Korean Circ J.  2010 Jan;40(1):46-49. 10.4070/kcj.2010.40.1.46.

A Case of Acute Myocardial Infarction Caused by Distal Embolization of a Left Main Coronary Artery Thrombus

Affiliations
  • 1Division of Cardiology, Daegu Catholic University Medical Center, Daegu, Korea. kks7379@cu.ac.kr

Abstract

Coronary embolism is an uncommon cause of myocardial infarction. A 48-year-old male presented with typical chest pain of an MI. There was no definite ST segment change on electrocardiogram (ECG) and no elevation of myocardial enzymes. Coronary angiography (CAG) revealed occlusion of the distal left anterior descending coronary artery (dLAD), the distal left circumflex coronary artery (dLCX), the diagonal branch (D) and the obtuse marginal branch (OM), with a large filling defect in the left main coronary artery (LMA) that caused the myocardial infarction.
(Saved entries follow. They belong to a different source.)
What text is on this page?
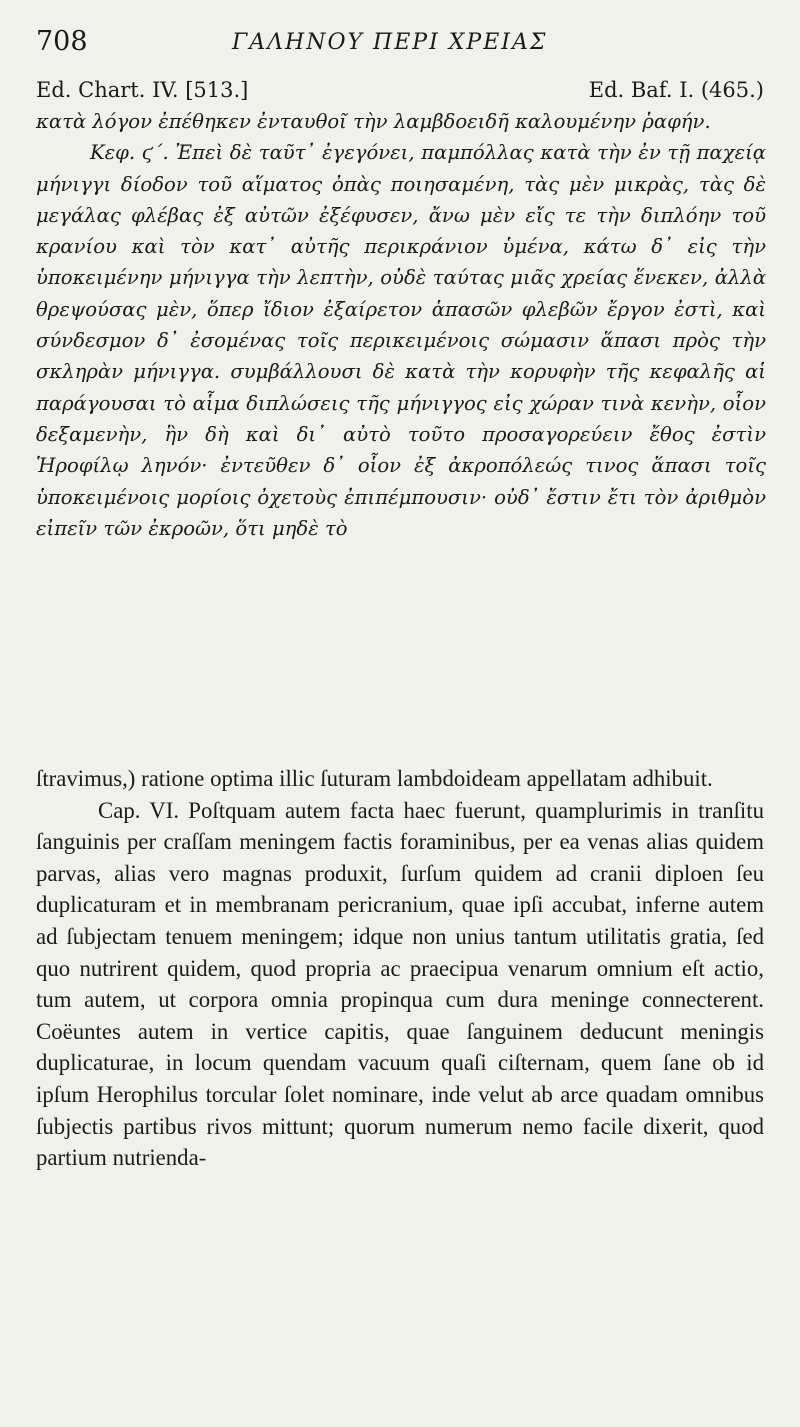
708	ΓΑΛΗΝΟΥ ΠΕΡΙ ΧΡΕΙΑΣ
Ed. Chart. IV. [513.]	Ed. Baf. I. (465.)

κατὰ λόγον ἐπέθηκεν ἐνταυθοῖ τὴν λαμβδοειδῆ καλουμένην ῥαφήν.

Κεφ. ϛ΄. Ἐπεὶ δὲ ταῦτ᾽ ἐγεγόνει, παμπόλλας κατὰ τὴν ἐν τῇ παχείᾳ μήνιγγι δίοδον τοῦ αἵματος ὀπὰς ποιησαμένη, τὰς μὲν μικρὰς, τὰς δὲ μεγάλας φλέβας ἐξ αὐτῶν ἐξέφυσεν, ἄνω μὲν εἴς τε τὴν διπλόην τοῦ κρανίου καὶ τὸν κατ᾽ αὐτῆς περικράνιον ὑμένα, κάτω δ᾽ εἰς τὴν ὑποκειμένην μήνιγγα τὴν λεπτὴν, οὐδὲ ταύτας μιᾶς χρείας ἕνεκεν, ἀλλὰ θρεψούσας μὲν, ὅπερ ἴδιον ἐξαίρετον ἁπασῶν φλεβῶν ἔργον ἐστὶ, καὶ σύνδεσμον δ᾽ ἐσομένας τοῖς περικειμένοις σώμασιν ἅπασι πρὸς τὴν σκληρὰν μήνιγγα. συμβάλλουσι δὲ κατὰ τὴν κορυφὴν τῆς κεφαλῆς αἱ παράγουσαι τὸ αἷμα διπλώσεις τῆς μήνιγγος εἰς χώραν τινὰ κενὴν, οἷον δεξαμενὴν, ἣν δὴ καὶ δι᾽ αὐτὸ τοῦτο προσαγορεύειν ἔθος ἐστὶν Ἡροφίλῳ ληνόν· ἐντεῦθεν δ᾽ οἷον ἐξ ἀκροπόλεώς τινος ἅπασι τοῖς ὑποκειμένοις μορίοις ὀχετοὺς ἐπιπέμπουσιν· οὐδ᾽ ἔστιν ἔτι τὸν ἀριθμὸν εἰπεῖν τῶν ἐκροῶν, ὅτι μηδὲ τὸ

ſtravimus,) ratione optima illic ſuturam lambdoideam appellatam adhibuit.

Cap. VI. Poſtquam autem facta haec fuerunt, quamplurimis in tranſitu ſanguinis per craſſam meningem factis foraminibus, per ea venas alias quidem parvas, alias vero magnas produxit, ſurſum quidem ad cranii diploen ſeu duplicaturam et in membranam pericranium, quae ipſi accubat, inferne autem ad ſubjectam tenuem meningem; idque non unius tantum utilitatis gratia, ſed quo nutrirent quidem, quod propria ac praecipua venarum omnium eſt actio, tum autem, ut corpora omnia propinqua cum dura meninge connecterent. Coëuntes autem in vertice capitis, quae ſanguinem deducunt meningis duplicaturae, in locum quendam vacuum quaſi ciſternam, quem ſane ob id ipſum Herophilus torcular ſolet nominare, inde velut ab arce quadam omnibus ſubjectis partibus rivos mittunt; quorum numerum nemo facile dixerit, quod partium nutrienda-
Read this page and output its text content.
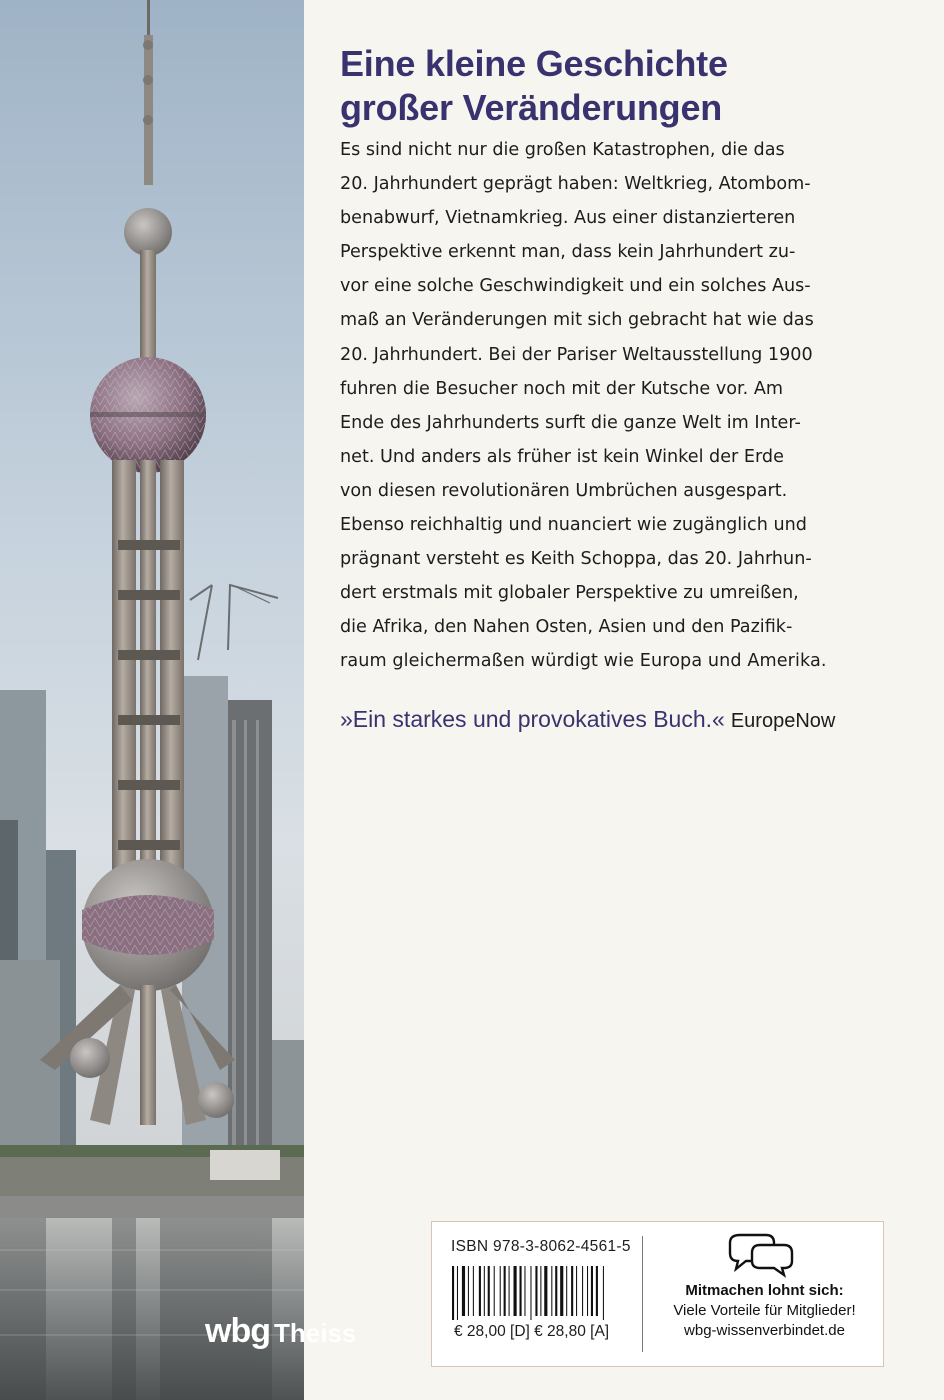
wbg Theiss
Eine kleine Geschichte
großer Veränderungen
Es sind nicht nur die großen Katastrophen, die das
20. Jahrhundert geprägt haben: Weltkrieg, Atombom-
benabwurf, Vietnamkrieg. Aus einer distanzierteren
Perspektive erkennt man, dass kein Jahrhundert zu-
vor eine solche Geschwindigkeit und ein solches Aus-
maß an Veränderungen mit sich gebracht hat wie das
20. Jahrhundert. Bei der Pariser Weltausstellung 1900
fuhren die Besucher noch mit der Kutsche vor. Am
Ende des Jahrhunderts surft die ganze Welt im Inter-
net. Und anders als früher ist kein Winkel der Erde
von diesen revolutionären Umbrüchen ausgespart.
Ebenso reichhaltig und nuanciert wie zugänglich und
prägnant versteht es Keith Schoppa, das 20. Jahrhun-
dert erstmals mit globaler Perspektive zu umreißen,
die Afrika, den Nahen Osten, Asien und den Pazifik-
raum gleichermaßen würdigt wie Europa und Amerika.
»Ein starkes und provokatives Buch.« EuropeNow
ISBN 978-3-8062-4561-5
€ 28,00 [D] € 28,80 [A]
Mitmachen lohnt sich:
Viele Vorteile für Mitglieder!
wbg-wissenverbindet.de
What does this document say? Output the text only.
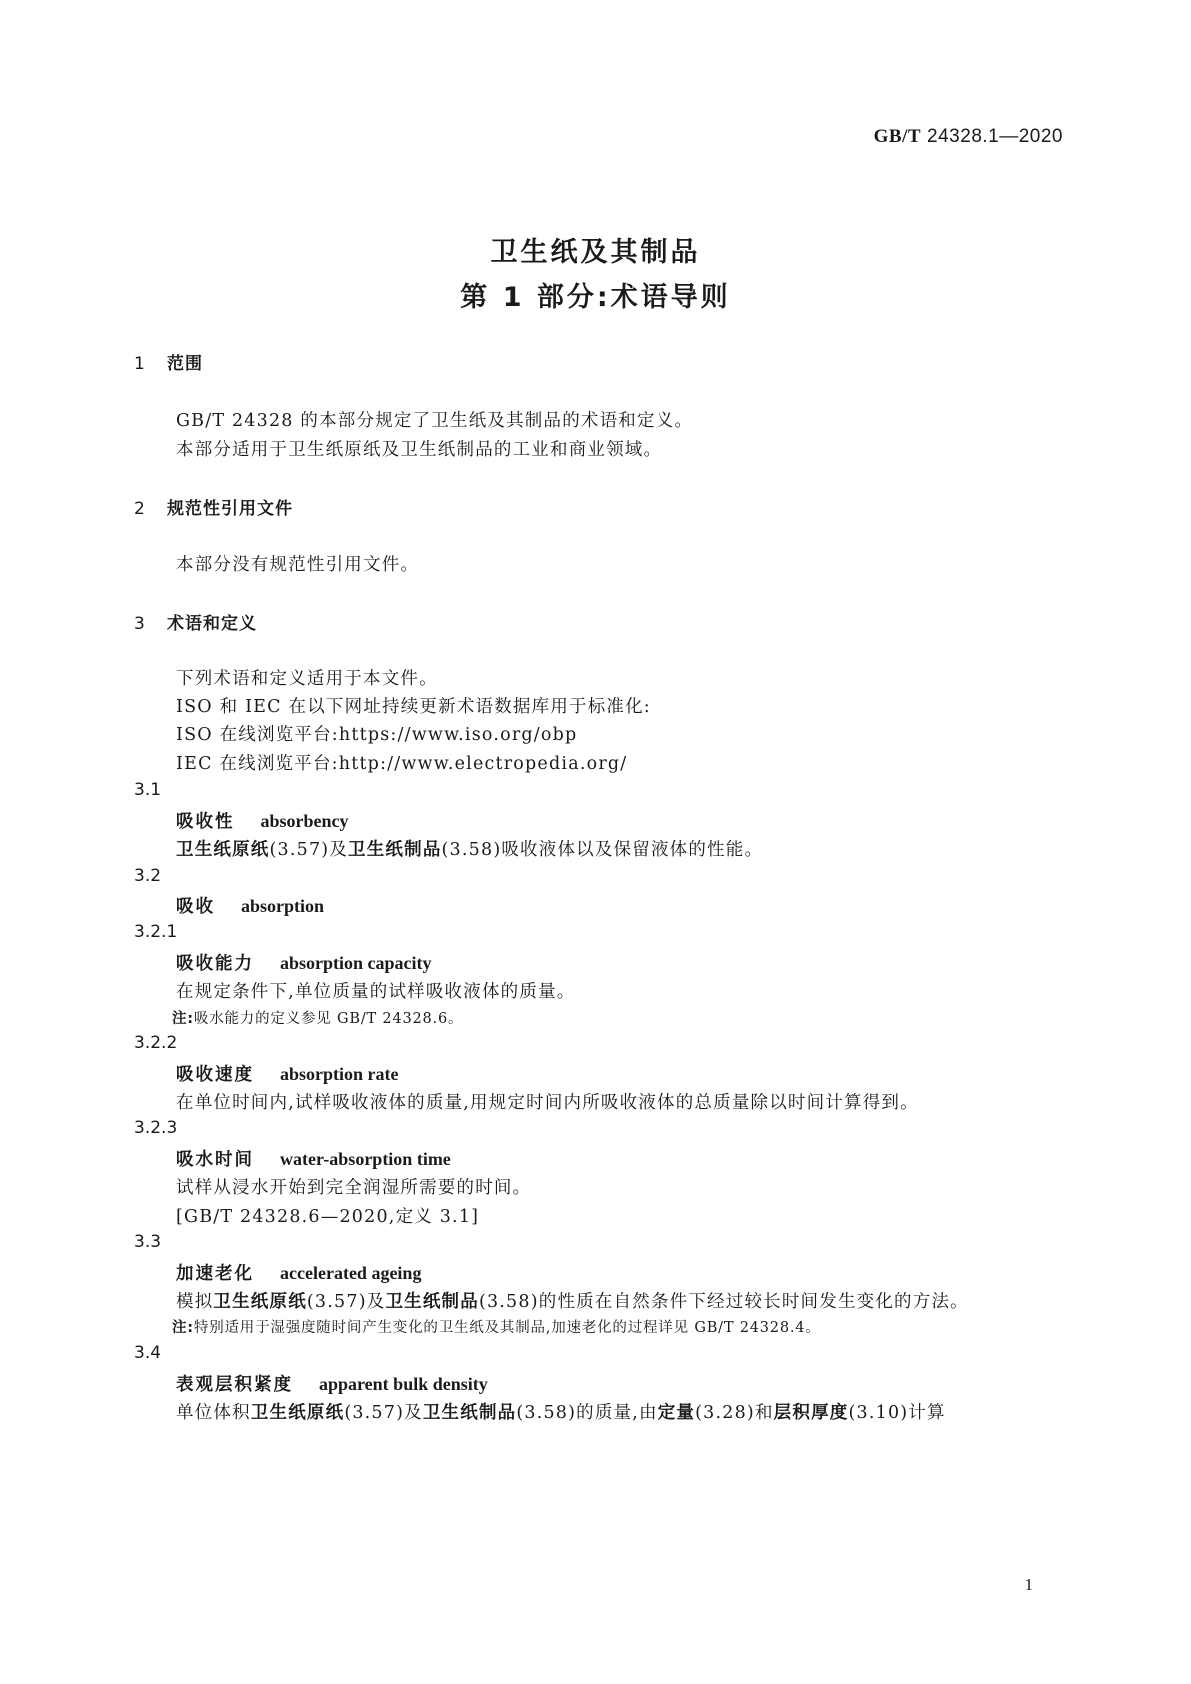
GB/T 24328.1—2020
卫生纸及其制品
第 1 部分:术语导则
1 范围
GB/T 24328 的本部分规定了卫生纸及其制品的术语和定义。
本部分适用于卫生纸原纸及卫生纸制品的工业和商业领域。
2 规范性引用文件
本部分没有规范性引用文件。
3 术语和定义
下列术语和定义适用于本文件。
ISO 和 IEC 在以下网址持续更新术语数据库用于标准化:
ISO 在线浏览平台:https://www.iso.org/obp
IEC 在线浏览平台:http://www.electropedia.org/
3.1
吸收性 absorbency
卫生纸原纸(3.57)及卫生纸制品(3.58)吸收液体以及保留液体的性能。
3.2
吸收 absorption
3.2.1
吸收能力 absorption capacity
在规定条件下,单位质量的试样吸收液体的质量。
注:吸水能力的定义参见 GB/T 24328.6。
3.2.2
吸收速度 absorption rate
在单位时间内,试样吸收液体的质量,用规定时间内所吸收液体的总质量除以时间计算得到。
3.2.3
吸水时间 water-absorption time
试样从浸水开始到完全润湿所需要的时间。
[GB/T 24328.6—2020,定义 3.1]
3.3
加速老化 accelerated ageing
模拟卫生纸原纸(3.57)及卫生纸制品(3.58)的性质在自然条件下经过较长时间发生变化的方法。
注:特别适用于湿强度随时间产生变化的卫生纸及其制品,加速老化的过程详见 GB/T 24328.4。
3.4
表观层积紧度 apparent bulk density
单位体积卫生纸原纸(3.57)及卫生纸制品(3.58)的质量,由定量(3.28)和层积厚度(3.10)计算
1
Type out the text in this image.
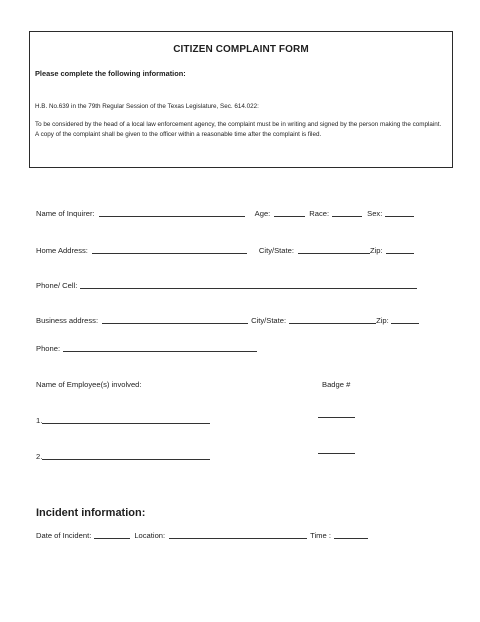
CITIZEN COMPLAINT FORM
Please complete the following information:
H.B. No.639 in the 79th Regular Session of the Texas Legislature, Sec. 614.022:
To be considered by the head of a local law enforcement agency, the complaint must be in writing and signed by the person making the complaint. A copy of the complaint shall be given to the officer within a reasonable time after the complaint is filed.
Name of Inquirer:	Age:	Race:	Sex:
Home Address:	City/State:	Zip:
Phone/ Cell:
Business address:	City/State:	Zip:
Phone:
Name of Employee(s) involved:	Badge #
1.
2.
Incident information:
Date of Incident:	Location:	Time :
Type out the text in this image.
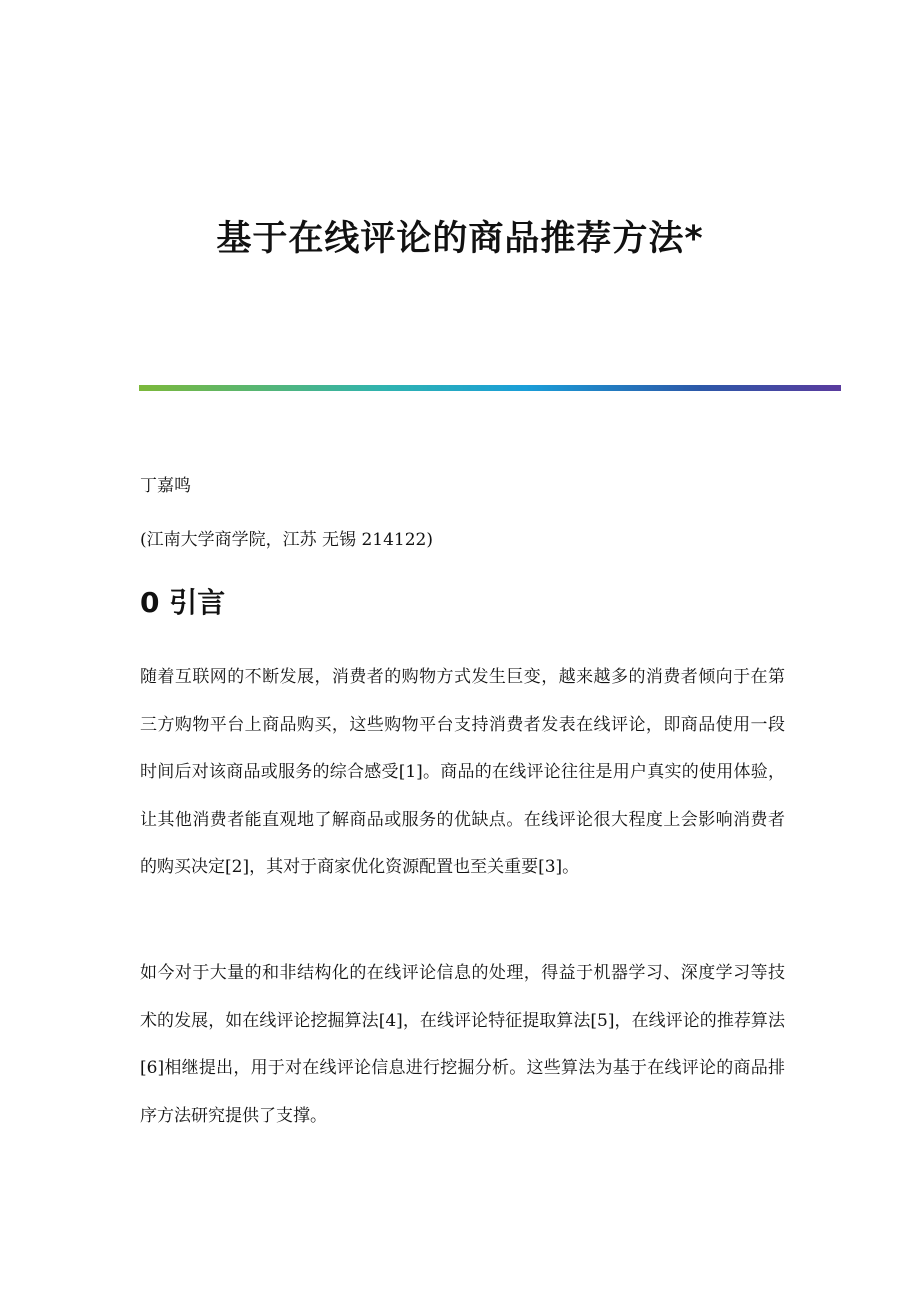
基于在线评论的商品推荐方法*

丁嘉鸣

(江南大学商学院，江苏 无锡 214122)

0 引言

随着互联网的不断发展，消费者的购物方式发生巨变，越来越多的消费者倾向于在第三方购物平台上商品购买，这些购物平台支持消费者发表在线评论，即商品使用一段时间后对该商品或服务的综合感受[1]。商品的在线评论往往是用户真实的使用体验，让其他消费者能直观地了解商品或服务的优缺点。在线评论很大程度上会影响消费者的购买决定[2]，其对于商家优化资源配置也至关重要[3]。

如今对于大量的和非结构化的在线评论信息的处理，得益于机器学习、深度学习等技术的发展，如在线评论挖掘算法[4]，在线评论特征提取算法[5]，在线评论的推荐算法[6]相继提出，用于对在线评论信息进行挖掘分析。这些算法为基于在线评论的商品排序方法研究提供了支撑。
We considered the possibility that coronary embolization was caused by the migration of a thrombus in the LMA during CAG. We did balloon angioplasty in the dLAD, dLCX, OM and D and treated the patient with glycoprotein IIb/IIIa receptor antagonist. However, thrombi remained in the dLAD, OM, and dLCX. After 3 days of anti-thrombotic treatment, follow-up CAG revealed only slight resolution of thrombi in the LAD. After triple antiplatelet agent medication for 1 year, a follow-up CAG showed a resolution of the thrombi in all coronary arteries.

Keyword

Embolism; Myocardial infarction

MeSH Terms

Angioplasty, Balloon
Chest Pain
Coronary Angiography
Coronary Vessels
Electrocardiography
Embolism
Follow-Up Studies
Glycoproteins
Humans
Male
Middle Aged
Myocardial Infarction
Thrombosis
Glycoproteins

Figure

  • Fig. 1 ECG changes A: the initial ECG during typical chest pain shows no definite ST segment change. B: the follow-up ECG after coronary embolization shows ST segment elevation at lead II, III, aVF and V3-6. ECG: electrocardiogram. ECG changes.

  • Fig. 2 The distal embolization at coronary artery. A and B: the diagnostic coronary angiogram (CAG) shows large thrombus at left main coronary artery (LMA) (arrow head) and filling defects at distal portion of left anterior descending coronary artery (LAD) and left circumflex coronary artery (LCX) (arrow). C: after engagement of guiding catheter, there are new filling defects at the obtuse marginal branch (OM) and 1st diagonal branch (D1) and larger filling defect at LCX. D: the intravascular ultrasound reveals the large thrombus at LMA (*). E and F: even though the aspiration of thrombus at LM and multiple balloonings at LAD, LCX, D1 and OM, the most of thrombi (arrow) remain except D1. A: antero-posterior cranial view, B, C and F: right anterior oblique caudal views, D: right anterior oblique cranial view.

  • Fig. 3 Coronary angiography finding. A and B: after administration of glycoprotein IIb/IIIa receptor antagonist and intravenous unfractionated heparin for 3 days, the follow-up coronary angiography (CAG) shows slightly resolved thrombus at distal portion of the left anterior descending coronary artery (LAD) but the thrombi (arrow) at left circumflex coronary artery (LCX) and obtuse marginal branch (OM) remain. C and D: after triple antiplatelet agents for 1 year, the follow-up CAG shows no thrombus at all coronary arteries. A and C: right anterior oblique caudal views, B and D: right anterior oblique cranial views.